We want to own property.

My father is retiring after working in the post office for forty years and is a widower. He's back in New Jersey where I grew up, but he's all on his own and I want to bring him out to Los Angeles so he's not lonely in his retirement years. 

For the past five years, my wife and I have lived in an apartment together, and before that, I lived with two guys in another apartment nearby. The four of us are all close friends and we hang out regularly and have a good rapport. 

As we all know, the housing market in Los Angeles is incredibly rough. My wife and I won't be able to afford a house on our own, much less one that will have an ADU for my dad, as he would most likely want some amount of privacy and freedom and not just a room in our house. Having done the barest of research, we've looked into the idea of pooling our money to try and buy a multifamily for my wife and I, my dad, and the two friends, as the two friends also want to stop renting and to start owning, even if it is part of a multifamily/apartment building. A place that has enough units that we could have renters beyond ourselves that would help offset the mortgage payments we would be paying.

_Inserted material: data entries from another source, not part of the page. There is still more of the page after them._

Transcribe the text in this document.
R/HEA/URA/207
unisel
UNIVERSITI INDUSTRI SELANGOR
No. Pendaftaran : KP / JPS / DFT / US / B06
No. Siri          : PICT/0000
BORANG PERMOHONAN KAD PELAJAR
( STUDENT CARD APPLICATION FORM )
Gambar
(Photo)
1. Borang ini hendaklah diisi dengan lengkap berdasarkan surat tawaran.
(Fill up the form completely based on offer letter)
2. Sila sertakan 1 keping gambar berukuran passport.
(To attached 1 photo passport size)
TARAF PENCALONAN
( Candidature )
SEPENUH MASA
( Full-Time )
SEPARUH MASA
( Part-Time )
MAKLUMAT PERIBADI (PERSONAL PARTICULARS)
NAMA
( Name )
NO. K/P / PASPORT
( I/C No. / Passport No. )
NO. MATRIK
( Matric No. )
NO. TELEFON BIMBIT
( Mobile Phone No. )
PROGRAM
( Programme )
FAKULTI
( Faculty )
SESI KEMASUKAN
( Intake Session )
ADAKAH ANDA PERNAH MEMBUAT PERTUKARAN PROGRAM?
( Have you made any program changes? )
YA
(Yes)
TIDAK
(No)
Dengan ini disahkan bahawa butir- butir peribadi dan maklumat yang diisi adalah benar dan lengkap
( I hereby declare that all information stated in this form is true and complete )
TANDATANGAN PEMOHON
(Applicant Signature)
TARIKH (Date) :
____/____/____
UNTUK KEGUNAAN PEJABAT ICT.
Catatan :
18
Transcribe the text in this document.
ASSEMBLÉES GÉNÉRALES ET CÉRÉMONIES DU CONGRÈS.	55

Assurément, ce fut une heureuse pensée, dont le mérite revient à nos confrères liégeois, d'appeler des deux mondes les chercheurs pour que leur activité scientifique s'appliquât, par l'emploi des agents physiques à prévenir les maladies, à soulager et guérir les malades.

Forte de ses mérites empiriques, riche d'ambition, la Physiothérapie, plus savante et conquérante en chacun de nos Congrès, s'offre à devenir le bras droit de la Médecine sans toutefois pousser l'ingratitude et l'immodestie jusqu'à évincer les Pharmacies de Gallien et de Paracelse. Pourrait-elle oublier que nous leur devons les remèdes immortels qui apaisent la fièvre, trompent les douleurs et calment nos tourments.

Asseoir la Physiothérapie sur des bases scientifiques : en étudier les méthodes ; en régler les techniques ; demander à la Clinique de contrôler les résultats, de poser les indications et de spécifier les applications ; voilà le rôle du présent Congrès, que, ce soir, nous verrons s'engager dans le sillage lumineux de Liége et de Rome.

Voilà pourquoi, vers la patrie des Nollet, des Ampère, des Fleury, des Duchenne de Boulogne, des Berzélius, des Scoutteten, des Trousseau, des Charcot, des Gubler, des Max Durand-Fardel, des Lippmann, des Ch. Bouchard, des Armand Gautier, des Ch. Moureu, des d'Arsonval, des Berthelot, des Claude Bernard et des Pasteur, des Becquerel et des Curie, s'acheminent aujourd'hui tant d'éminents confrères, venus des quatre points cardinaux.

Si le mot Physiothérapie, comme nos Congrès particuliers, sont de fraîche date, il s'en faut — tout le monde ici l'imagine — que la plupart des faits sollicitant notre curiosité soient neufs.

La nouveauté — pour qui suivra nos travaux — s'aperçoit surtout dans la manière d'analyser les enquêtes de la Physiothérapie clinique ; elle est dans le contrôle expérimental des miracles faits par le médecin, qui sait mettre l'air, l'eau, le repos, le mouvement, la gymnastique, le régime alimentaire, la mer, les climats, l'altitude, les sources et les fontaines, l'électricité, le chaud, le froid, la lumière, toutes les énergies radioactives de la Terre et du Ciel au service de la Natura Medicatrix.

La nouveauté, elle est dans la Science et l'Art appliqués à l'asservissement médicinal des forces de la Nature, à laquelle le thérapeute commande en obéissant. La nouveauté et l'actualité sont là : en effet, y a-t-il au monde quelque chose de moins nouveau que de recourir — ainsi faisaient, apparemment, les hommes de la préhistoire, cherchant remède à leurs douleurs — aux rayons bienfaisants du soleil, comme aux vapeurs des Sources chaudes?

The breakdown of what we know we have saved up that can be used for a downpayment:

My wife and I: $165,000~, can probably get that to $200,000 within a year. Our combined income is, on average, around $230,000 a year. My credit is above 800. My wife's is in the high 700s. 

My Dad: $50,000-250,000 (the range is dependent on if he were to sell the NJ house and divest himself of the East Coast completely, or sell the NJ house and buy a NJ condo and use the difference to help contribute to a unit out here in LA. Just depends on how attached he is emotionally to NJ. The NJ house is probably not going to sell for a lot either way. As a postal employee, he has a guaranteed pension, but not a lot of savings -- I know, complications, complications). His pension plus survivor benefits will net him around $80,000 a year but I'd like to not have to rely on him spending too much in his retirement for this beyond the downpayment if possible. His credit is in the high 700s. 

Friend 1: $25,000, within a year he expects to have $60,000, which he will keep upping to get him to $100,000. This is a big thorn in our side for the plan. He generally makes around $100,000 a year. I don't know his credit.

Friend 2: $400,000. He inherited and is willing to use it all on this endeavor. He also makes around $100,000 a year. I don't know his credit.

NOW

With all of that said, where do I go from here? I'm itching to learn as much as I can. I want to find a way to make this work. Tell me how I can make it happen, tell me how I'm an idiot and it's impossible. Tell me the books, the courses, the websites, the certifications-- whatever you think I need to know to not be as ignorant as I am now.